We first carry out the Nelder-Mead algorithm in NLOPT.


In [None]:
## optimization with Nelder-Mead algorithm
from nlopt import nlopt
import numpy as np

def poisson_loglik_2(params, grad):
    b = np.ravel(params)
    lambda_ = np.exp(X @ b)
    ell = -np.sum(-lambda_ + y * np.log(lambda_))
    return ell

opts = {
    'algorithm': nlopt.LN_NELDERMEAD,
    'xtol_rel': 1e-7,
    'maxeval': 500
}

res_NM = nlopt.opt(opts['algorithm'], 2)
res_NM.set_lower_bounds([-np.inf, 0])
res_NM.set_min_objective(poisson_loglik_2)
res_NM.set_xtol_rel(opts['xtol_rel'])
x0 = b_init
res_NM.optimize(x0)
print(f"Nelder-Mead algorithm: {res_NM.last_optimize_result()}")

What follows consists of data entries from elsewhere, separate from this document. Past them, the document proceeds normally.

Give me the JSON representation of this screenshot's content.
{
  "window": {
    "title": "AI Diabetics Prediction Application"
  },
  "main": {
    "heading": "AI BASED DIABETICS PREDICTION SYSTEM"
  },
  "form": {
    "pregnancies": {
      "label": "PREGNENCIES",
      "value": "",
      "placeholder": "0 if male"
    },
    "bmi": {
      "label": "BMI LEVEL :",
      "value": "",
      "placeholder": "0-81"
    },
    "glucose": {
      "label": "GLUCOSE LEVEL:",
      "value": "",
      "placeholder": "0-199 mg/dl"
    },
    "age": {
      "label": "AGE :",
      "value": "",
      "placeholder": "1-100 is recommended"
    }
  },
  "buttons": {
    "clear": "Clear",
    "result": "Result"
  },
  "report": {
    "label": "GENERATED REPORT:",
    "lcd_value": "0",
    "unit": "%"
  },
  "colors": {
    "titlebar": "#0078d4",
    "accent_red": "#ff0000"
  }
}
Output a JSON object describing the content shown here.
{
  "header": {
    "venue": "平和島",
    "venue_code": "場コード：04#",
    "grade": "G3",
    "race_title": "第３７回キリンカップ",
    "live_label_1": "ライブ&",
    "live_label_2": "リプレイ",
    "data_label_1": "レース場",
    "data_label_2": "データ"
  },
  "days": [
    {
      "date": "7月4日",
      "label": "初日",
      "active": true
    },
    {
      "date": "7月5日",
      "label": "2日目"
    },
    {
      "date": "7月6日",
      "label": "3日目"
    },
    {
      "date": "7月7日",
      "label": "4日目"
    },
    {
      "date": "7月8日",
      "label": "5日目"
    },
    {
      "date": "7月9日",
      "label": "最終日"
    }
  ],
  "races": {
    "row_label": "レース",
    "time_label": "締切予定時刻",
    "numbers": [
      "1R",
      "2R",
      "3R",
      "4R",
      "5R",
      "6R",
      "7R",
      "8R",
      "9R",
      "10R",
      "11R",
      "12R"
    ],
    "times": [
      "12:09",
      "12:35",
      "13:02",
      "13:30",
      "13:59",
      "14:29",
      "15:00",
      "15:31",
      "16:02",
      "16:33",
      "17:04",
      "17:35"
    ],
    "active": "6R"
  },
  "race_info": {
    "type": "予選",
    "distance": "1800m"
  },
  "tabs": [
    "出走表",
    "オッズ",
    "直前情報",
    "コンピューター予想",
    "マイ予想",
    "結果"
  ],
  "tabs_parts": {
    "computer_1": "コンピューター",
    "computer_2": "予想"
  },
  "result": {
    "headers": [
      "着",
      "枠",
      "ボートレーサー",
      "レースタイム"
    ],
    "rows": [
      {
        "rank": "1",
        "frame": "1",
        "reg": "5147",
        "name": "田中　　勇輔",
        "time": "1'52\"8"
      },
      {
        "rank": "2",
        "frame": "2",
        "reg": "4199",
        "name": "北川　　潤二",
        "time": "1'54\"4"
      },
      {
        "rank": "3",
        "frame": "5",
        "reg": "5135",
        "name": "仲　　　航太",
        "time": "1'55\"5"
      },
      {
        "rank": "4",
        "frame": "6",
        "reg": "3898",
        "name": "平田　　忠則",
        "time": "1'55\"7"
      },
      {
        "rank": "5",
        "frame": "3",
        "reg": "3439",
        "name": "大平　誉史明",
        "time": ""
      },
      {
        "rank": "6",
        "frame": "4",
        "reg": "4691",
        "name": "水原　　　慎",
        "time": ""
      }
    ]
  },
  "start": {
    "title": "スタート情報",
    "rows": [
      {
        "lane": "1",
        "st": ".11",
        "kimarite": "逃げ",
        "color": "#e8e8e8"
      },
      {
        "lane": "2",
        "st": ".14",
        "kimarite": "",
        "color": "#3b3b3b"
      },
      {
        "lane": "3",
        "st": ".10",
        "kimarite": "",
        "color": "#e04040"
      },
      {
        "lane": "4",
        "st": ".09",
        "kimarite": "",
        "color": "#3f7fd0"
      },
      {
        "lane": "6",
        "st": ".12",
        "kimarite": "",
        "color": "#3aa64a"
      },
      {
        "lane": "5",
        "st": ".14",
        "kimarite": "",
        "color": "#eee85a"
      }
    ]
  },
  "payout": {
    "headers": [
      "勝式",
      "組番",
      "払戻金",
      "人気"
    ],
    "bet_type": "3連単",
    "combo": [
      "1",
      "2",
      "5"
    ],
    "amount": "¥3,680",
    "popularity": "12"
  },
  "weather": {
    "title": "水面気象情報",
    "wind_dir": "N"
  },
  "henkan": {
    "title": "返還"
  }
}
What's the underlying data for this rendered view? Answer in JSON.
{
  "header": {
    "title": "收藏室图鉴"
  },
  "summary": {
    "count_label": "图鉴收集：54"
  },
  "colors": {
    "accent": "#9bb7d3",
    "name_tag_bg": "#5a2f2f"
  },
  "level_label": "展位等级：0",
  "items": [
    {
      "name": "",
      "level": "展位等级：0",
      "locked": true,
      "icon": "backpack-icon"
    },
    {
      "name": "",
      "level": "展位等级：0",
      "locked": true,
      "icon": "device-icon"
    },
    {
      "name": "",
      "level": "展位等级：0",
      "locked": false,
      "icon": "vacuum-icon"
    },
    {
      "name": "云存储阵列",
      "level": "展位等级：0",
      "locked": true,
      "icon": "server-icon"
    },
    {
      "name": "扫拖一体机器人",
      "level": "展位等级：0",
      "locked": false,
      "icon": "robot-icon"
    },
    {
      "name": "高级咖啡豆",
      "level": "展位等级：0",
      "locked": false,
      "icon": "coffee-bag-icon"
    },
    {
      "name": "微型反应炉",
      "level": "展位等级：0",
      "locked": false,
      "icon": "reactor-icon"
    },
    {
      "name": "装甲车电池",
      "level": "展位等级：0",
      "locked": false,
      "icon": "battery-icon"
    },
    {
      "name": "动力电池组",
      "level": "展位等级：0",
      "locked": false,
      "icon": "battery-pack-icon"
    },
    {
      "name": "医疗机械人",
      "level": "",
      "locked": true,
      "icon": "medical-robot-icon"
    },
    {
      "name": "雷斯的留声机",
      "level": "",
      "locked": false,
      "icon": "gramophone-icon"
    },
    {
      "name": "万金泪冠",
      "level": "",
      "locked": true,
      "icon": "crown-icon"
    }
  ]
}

## optimization with SLSQP algorithm (equivalent to BFGS)
opts = {
    'algorithm': nlopt.LD_SLSQP,
    'xtol_rel': 1e-7
}

res_SLSQP = nlopt.opt(opts['algorithm'], 2)
res_SLSQP.set_lower_bounds([-np.inf, 0])
res_SLSQP.set_min_objective(poisson_loglik_2)
res_SLSQP.set_xtol_rel(opts['xtol_rel'])
x0 = b_init
res_SLSQP.optimize(x0)
print(f"SLSQP algorithm: {res_SLSQP.last_optimize_result()}")


To invoke BFGS in NLOPT, we must code up the gradient $s(\beta)$,
as in the function `poisson.log.grad()`.

In [None]:
def poisson_loglik_grad(b):
    b = np.ravel(b)
    lambda_ = np.exp(X @ b)
    ell = -np.sum(-lambda_ + y * lambda_)
    grad = -(X.T @ (y - lambda_))
    return grad


* Compare the analytical gradient with the numerical gradient
* Ensure the code is correct.

In [None]:
import numdifftools as nd
import numpy as np

b = np.array([0, 0.5])

# check the numerical gradient
num_grad = nd.Gradient(poisson_loglik)(b)
print(f"Numerical gradient: {num_grad}")

# check the analytical gradient
ana_grad = poisson_loglik_grad(b)
print(f"Analytical gradient: {ana_grad}")


In [None]:
def poisson_loglik_grad_2(b, grad):
    b = np.ravel(b)
    lambda_ = np.exp(X @ b)
    ell = -np.sum(-lambda_ + y * np.log(lambda_))
    if grad.size > 0:
        grad[:] = -(X.T @ (y - lambda_))
    return ell

BFGS with Gradient

In [None]:
opts = {
    'algorithm': nlopt.LD_LBFGS,
    'xtol_rel': 1e-7,
}

# Set up the optimization object
res_BFGS = nlopt.opt(opts['algorithm'], 2)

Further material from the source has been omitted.